🤖 AI Summary
To address the high computational cost, language drift, and limited diversity in few-shot subject-driven image generation with diffusion models, this paper pioneers the adoption of Vision Autoregressive (VAR) models for this task. We propose three key innovations: (1) selective layer tuning—identifying that early VAR layers predominantly encode subject identity and thus focusing optimization on coarse-grained semantic representations; (2) prior distillation—to mitigate language drift by transferring knowledge from a pretrained text-to-image prior; and (3) scale-weighted tuning—to enhance multi-scale token representation learning. Our method achieves state-of-the-art performance across FID, CLIP-Score, and human evaluation, consistently outperforming diffusion-based baselines. Moreover, it accelerates inference by multiple orders of magnitude, enabling end-to-end real-time deployment.
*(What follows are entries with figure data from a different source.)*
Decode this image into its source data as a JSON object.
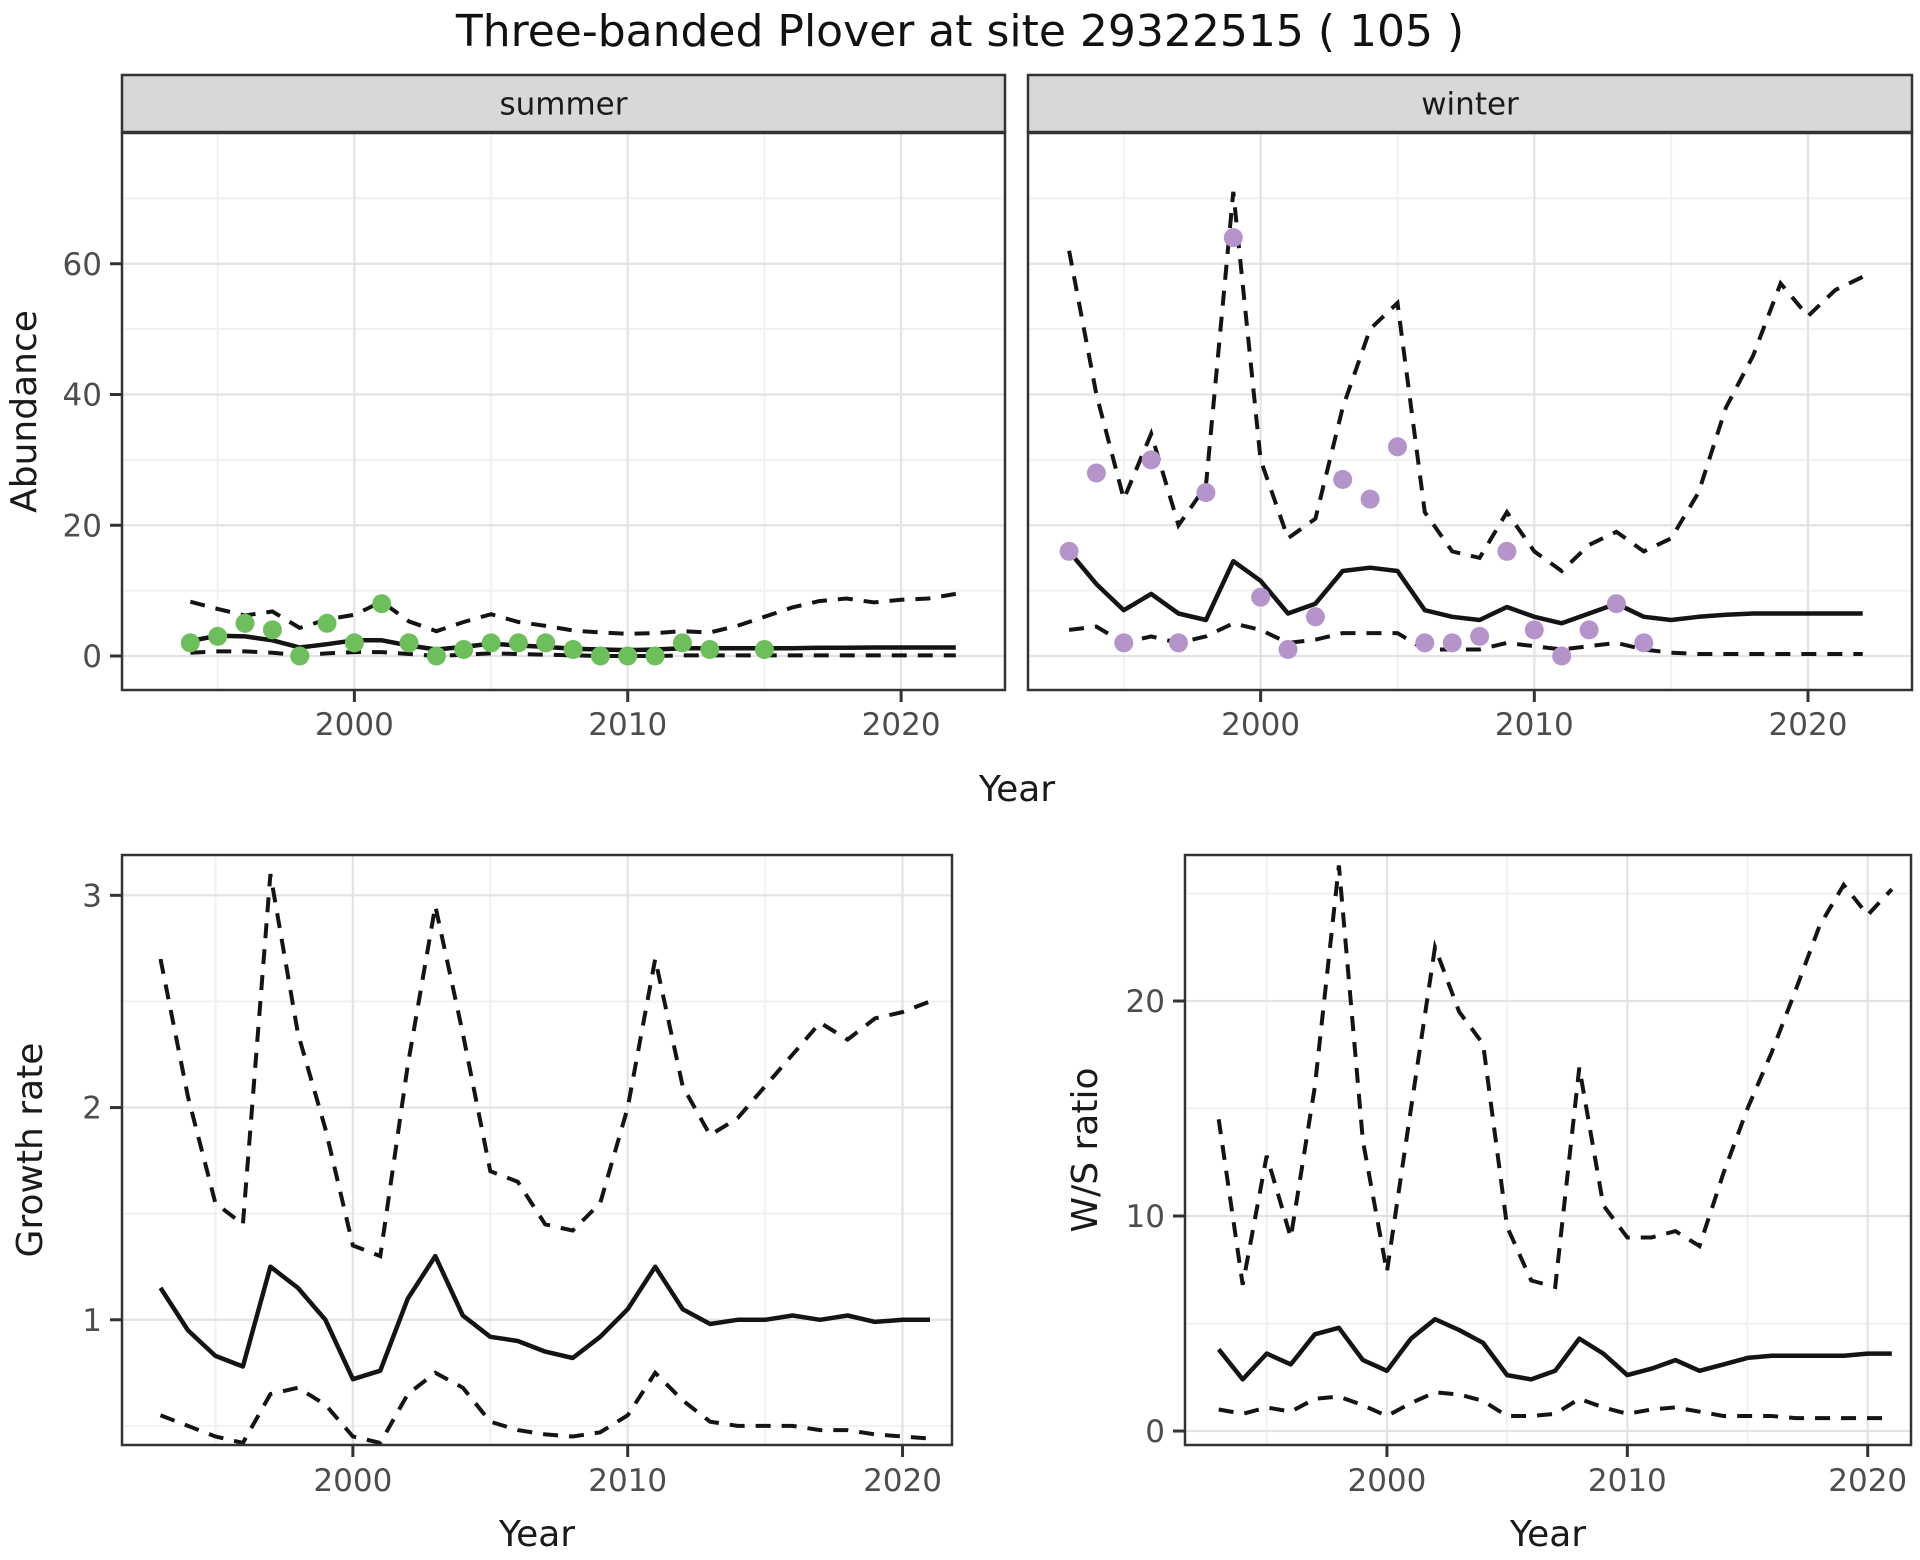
{
  "title": "Three-banded Plover at site 29322515 ( 105 )",
  "colors": {
    "summer_points": "#6CBF5A",
    "winter_points": "#B494CA",
    "line": "#141414",
    "grid_major": "#E3E3E3",
    "grid_minor": "#F1F1F1",
    "panel_border": "#333333",
    "strip_fill": "#D8D8D8",
    "tick_text": "#4D4D4D"
  },
  "chart_data": [
    {
      "id": "abundance",
      "type": "line",
      "title": "",
      "xlabel": "Year",
      "ylabel": "Abundance",
      "xlim": [
        1991.5,
        2023.8
      ],
      "ylim": [
        -5.2,
        80.0
      ],
      "xticks": [
        2000,
        2010,
        2020
      ],
      "xminor": [
        1995,
        2005,
        2015
      ],
      "yticks": [
        0,
        20,
        40,
        60
      ],
      "yminor": [
        10,
        30,
        50,
        70
      ],
      "legend": "none",
      "facets": [
        {
          "label": "summer",
          "point_color": "#6CBF5A",
          "points": {
            "x": [
              1994,
              1995,
              1996,
              1997,
              1998,
              1999,
              2000,
              2001,
              2002,
              2003,
              2004,
              2005,
              2006,
              2007,
              2008,
              2009,
              2010,
              2011,
              2012,
              2013,
              2015
            ],
            "y": [
              2,
              3,
              5,
              4,
              0,
              5,
              2,
              8,
              2,
              0,
              1,
              2,
              2,
              2,
              1,
              0,
              0,
              0,
              2,
              1,
              1
            ]
          },
          "median": {
            "x": [
              1994,
              1995,
              1996,
              1997,
              1998,
              1999,
              2000,
              2001,
              2002,
              2003,
              2004,
              2005,
              2006,
              2007,
              2008,
              2009,
              2010,
              2011,
              2012,
              2013,
              2014,
              2015,
              2016,
              2017,
              2018,
              2019,
              2020,
              2021,
              2022
            ],
            "y": [
              2.3,
              3.1,
              3.0,
              2.4,
              1.3,
              1.8,
              2.4,
              2.4,
              1.6,
              1.0,
              1.4,
              1.9,
              1.6,
              1.4,
              1.1,
              1.0,
              0.9,
              1.0,
              1.2,
              1.2,
              1.2,
              1.2,
              1.2,
              1.25,
              1.25,
              1.3,
              1.3,
              1.3,
              1.3
            ]
          },
          "upper": {
            "x": [
              1994,
              1995,
              1996,
              1997,
              1998,
              1999,
              2000,
              2001,
              2002,
              2003,
              2004,
              2005,
              2006,
              2007,
              2008,
              2009,
              2010,
              2011,
              2012,
              2013,
              2014,
              2015,
              2016,
              2017,
              2018,
              2019,
              2020,
              2021,
              2022
            ],
            "y": [
              8.3,
              7.2,
              6.2,
              6.8,
              4.3,
              5.6,
              6.3,
              8.3,
              5.3,
              3.8,
              5.2,
              6.4,
              5.2,
              4.6,
              3.9,
              3.6,
              3.4,
              3.5,
              3.8,
              3.6,
              4.6,
              6.0,
              7.4,
              8.4,
              8.8,
              8.2,
              8.6,
              8.8,
              9.5
            ]
          },
          "lower": {
            "x": [
              1994,
              1995,
              1996,
              1997,
              1998,
              1999,
              2000,
              2001,
              2002,
              2003,
              2004,
              2005,
              2006,
              2007,
              2008,
              2009,
              2010,
              2011,
              2012,
              2013,
              2014,
              2015,
              2016,
              2017,
              2018,
              2019,
              2020,
              2021,
              2022
            ],
            "y": [
              0.5,
              0.7,
              0.7,
              0.5,
              0.1,
              0.4,
              0.6,
              0.6,
              0.3,
              0.0,
              0.2,
              0.4,
              0.3,
              0.2,
              0.1,
              0.0,
              0.0,
              0.0,
              0.1,
              0.1,
              0.1,
              0.1,
              0.1,
              0.1,
              0.1,
              0.1,
              0.1,
              0.1,
              0.1
            ]
          }
        },
        {
          "label": "winter",
          "point_color": "#B494CA",
          "points": {
            "x": [
              1993,
              1994,
              1995,
              1996,
              1997,
              1998,
              1999,
              2000,
              2001,
              2002,
              2003,
              2004,
              2005,
              2006,
              2007,
              2008,
              2009,
              2010,
              2011,
              2012,
              2013,
              2014
            ],
            "y": [
              16,
              28,
              2,
              30,
              2,
              25,
              64,
              9,
              1,
              6,
              27,
              24,
              32,
              2,
              2,
              3,
              16,
              4,
              0,
              4,
              8,
              2
            ]
          },
          "median": {
            "x": [
              1993,
              1994,
              1995,
              1996,
              1997,
              1998,
              1999,
              2000,
              2001,
              2002,
              2003,
              2004,
              2005,
              2006,
              2007,
              2008,
              2009,
              2010,
              2011,
              2012,
              2013,
              2014,
              2015,
              2016,
              2017,
              2018,
              2019,
              2020,
              2021,
              2022
            ],
            "y": [
              16,
              11,
              7,
              9.5,
              6.5,
              5.5,
              14.5,
              11.5,
              6.5,
              8,
              13,
              13.5,
              13,
              7,
              6,
              5.5,
              7.5,
              6,
              5,
              6.5,
              8,
              6,
              5.5,
              6,
              6.3,
              6.5,
              6.5,
              6.5,
              6.5,
              6.5
            ]
          },
          "upper": {
            "x": [
              1993,
              1994,
              1995,
              1996,
              1997,
              1998,
              1999,
              2000,
              2001,
              2002,
              2003,
              2004,
              2005,
              2006,
              2007,
              2008,
              2009,
              2010,
              2011,
              2012,
              2013,
              2014,
              2015,
              2016,
              2017,
              2018,
              2019,
              2020,
              2021,
              2022
            ],
            "y": [
              62,
              40,
              24,
              34,
              20,
              26,
              71,
              30,
              18,
              21,
              38,
              50,
              54,
              22,
              16,
              15,
              22,
              16,
              13,
              17,
              19,
              16,
              18,
              25,
              38,
              46,
              57,
              52,
              56,
              58
            ]
          },
          "lower": {
            "x": [
              1993,
              1994,
              1995,
              1996,
              1997,
              1998,
              1999,
              2000,
              2001,
              2002,
              2003,
              2004,
              2005,
              2006,
              2007,
              2008,
              2009,
              2010,
              2011,
              2012,
              2013,
              2014,
              2015,
              2016,
              2017,
              2018,
              2019,
              2020,
              2021,
              2022
            ],
            "y": [
              4,
              4.5,
              2,
              3,
              2,
              3,
              5,
              4,
              2,
              2.5,
              3.5,
              3.5,
              3.5,
              1,
              1,
              1,
              2,
              1.5,
              1,
              1.5,
              2,
              1,
              0.5,
              0.3,
              0.3,
              0.3,
              0.3,
              0.3,
              0.3,
              0.3
            ]
          }
        }
      ]
    },
    {
      "id": "growth",
      "type": "line",
      "title": "",
      "xlabel": "Year",
      "ylabel": "Growth rate",
      "xlim": [
        1991.6,
        2021.8
      ],
      "ylim": [
        0.41,
        3.19
      ],
      "xticks": [
        2000,
        2010,
        2020
      ],
      "xminor": [
        1995,
        2005,
        2015
      ],
      "yticks": [
        1,
        2,
        3
      ],
      "yminor": [
        0.5,
        1.5,
        2.5
      ],
      "legend": "none",
      "median": {
        "x": [
          1993,
          1994,
          1995,
          1996,
          1997,
          1998,
          1999,
          2000,
          2001,
          2002,
          2003,
          2004,
          2005,
          2006,
          2007,
          2008,
          2009,
          2010,
          2011,
          2012,
          2013,
          2014,
          2015,
          2016,
          2017,
          2018,
          2019,
          2020,
          2021
        ],
        "y": [
          1.15,
          0.95,
          0.83,
          0.78,
          1.25,
          1.15,
          1.0,
          0.72,
          0.76,
          1.1,
          1.3,
          1.02,
          0.92,
          0.9,
          0.85,
          0.82,
          0.92,
          1.05,
          1.25,
          1.05,
          0.98,
          1.0,
          1.0,
          1.02,
          1.0,
          1.02,
          0.99,
          1.0,
          1.0
        ]
      },
      "upper": {
        "x": [
          1993,
          1994,
          1995,
          1996,
          1997,
          1998,
          1999,
          2000,
          2001,
          2002,
          2003,
          2004,
          2005,
          2006,
          2007,
          2008,
          2009,
          2010,
          2011,
          2012,
          2013,
          2014,
          2015,
          2016,
          2017,
          2018,
          2019,
          2020,
          2021
        ],
        "y": [
          2.7,
          2.05,
          1.55,
          1.45,
          3.1,
          2.35,
          1.9,
          1.35,
          1.3,
          2.2,
          2.95,
          2.35,
          1.7,
          1.65,
          1.45,
          1.42,
          1.55,
          2.0,
          2.7,
          2.1,
          1.87,
          1.95,
          2.1,
          2.25,
          2.4,
          2.32,
          2.42,
          2.45,
          2.5
        ]
      },
      "lower": {
        "x": [
          1993,
          1994,
          1995,
          1996,
          1997,
          1998,
          1999,
          2000,
          2001,
          2002,
          2003,
          2004,
          2005,
          2006,
          2007,
          2008,
          2009,
          2010,
          2011,
          2012,
          2013,
          2014,
          2015,
          2016,
          2017,
          2018,
          2019,
          2020,
          2021
        ],
        "y": [
          0.55,
          0.5,
          0.45,
          0.42,
          0.65,
          0.68,
          0.6,
          0.45,
          0.42,
          0.65,
          0.75,
          0.68,
          0.52,
          0.48,
          0.46,
          0.45,
          0.47,
          0.55,
          0.75,
          0.62,
          0.52,
          0.5,
          0.5,
          0.5,
          0.48,
          0.48,
          0.46,
          0.45,
          0.44
        ]
      }
    },
    {
      "id": "ws",
      "type": "line",
      "title": "",
      "xlabel": "Year",
      "ylabel": "W/S ratio",
      "xlim": [
        1991.6,
        2021.8
      ],
      "ylim": [
        -0.65,
        26.79
      ],
      "xticks": [
        2000,
        2010,
        2020
      ],
      "xminor": [
        1995,
        2005,
        2015
      ],
      "yticks": [
        0,
        10,
        20
      ],
      "yminor": [
        5,
        15,
        25
      ],
      "legend": "none",
      "median": {
        "x": [
          1993,
          1994,
          1995,
          1996,
          1997,
          1998,
          1999,
          2000,
          2001,
          2002,
          2003,
          2004,
          2005,
          2006,
          2007,
          2008,
          2009,
          2010,
          2011,
          2012,
          2013,
          2014,
          2015,
          2016,
          2017,
          2018,
          2019,
          2020,
          2021
        ],
        "y": [
          3.8,
          2.4,
          3.6,
          3.1,
          4.5,
          4.8,
          3.3,
          2.8,
          4.3,
          5.2,
          4.7,
          4.1,
          2.6,
          2.4,
          2.8,
          4.3,
          3.6,
          2.6,
          2.9,
          3.3,
          2.8,
          3.1,
          3.4,
          3.5,
          3.5,
          3.5,
          3.5,
          3.6,
          3.6
        ]
      },
      "upper": {
        "x": [
          1993,
          1994,
          1995,
          1996,
          1997,
          1998,
          1999,
          2000,
          2001,
          2002,
          2003,
          2004,
          2005,
          2006,
          2007,
          2008,
          2009,
          2010,
          2011,
          2012,
          2013,
          2014,
          2015,
          2016,
          2017,
          2018,
          2019,
          2020,
          2021
        ],
        "y": [
          14.5,
          6.8,
          12.8,
          9.0,
          16.0,
          26.3,
          13.5,
          7.4,
          15.0,
          22.5,
          19.5,
          18.0,
          9.5,
          7.0,
          6.7,
          16.9,
          10.5,
          9.0,
          9.0,
          9.3,
          8.6,
          12.0,
          15.0,
          17.6,
          20.5,
          23.5,
          25.4,
          24.0,
          25.2
        ]
      },
      "lower": {
        "x": [
          1993,
          1994,
          1995,
          1996,
          1997,
          1998,
          1999,
          2000,
          2001,
          2002,
          2003,
          2004,
          2005,
          2006,
          2007,
          2008,
          2009,
          2010,
          2011,
          2012,
          2013,
          2014,
          2015,
          2016,
          2017,
          2018,
          2019,
          2020,
          2021
        ],
        "y": [
          1.0,
          0.8,
          1.1,
          0.9,
          1.5,
          1.6,
          1.2,
          0.7,
          1.3,
          1.8,
          1.7,
          1.4,
          0.7,
          0.7,
          0.8,
          1.5,
          1.1,
          0.8,
          1.0,
          1.1,
          0.9,
          0.7,
          0.7,
          0.7,
          0.6,
          0.6,
          0.6,
          0.6,
          0.6
        ]
      }
    }
  ]
}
This work establishes a new paradigm for efficient, controllable, and diverse personalized image generation.
📝 Abstract
Recent advances in text-to-image generative models have enabled numerous practical applications, including subject-driven generation, which fine-tunes pretrained models to capture subject semantics from only a few examples. While diffusion-based models produce high-quality images, their extensive denoising steps result in significant computational overhead, limiting real-world applicability. Visual autoregressive~(VAR) models, which predict next-scale tokens rather than spatially adjacent ones, offer significantly faster inference suitable for practical deployment. In this paper, we propose the first VAR-based approach for subject-driven generation. However, na""{i}ve fine-tuning VAR leads to computational overhead, language drift, and reduced diversity. To address these challenges, we introduce selective layer tuning to reduce complexity and prior distillation to mitigate language drift. Additionally, we found that the early stages have a greater influence on the generation of subject than the latter stages, which merely synthesize local details. Based on this finding, we propose scale-wise weighted tuning, which prioritizes coarser resolutions for promoting the model to focus on the subject-relevant information instead of local details. Extensive experiments validate that our method significantly outperforms diffusion-based baselines across various metrics and demonstrates its practical usage.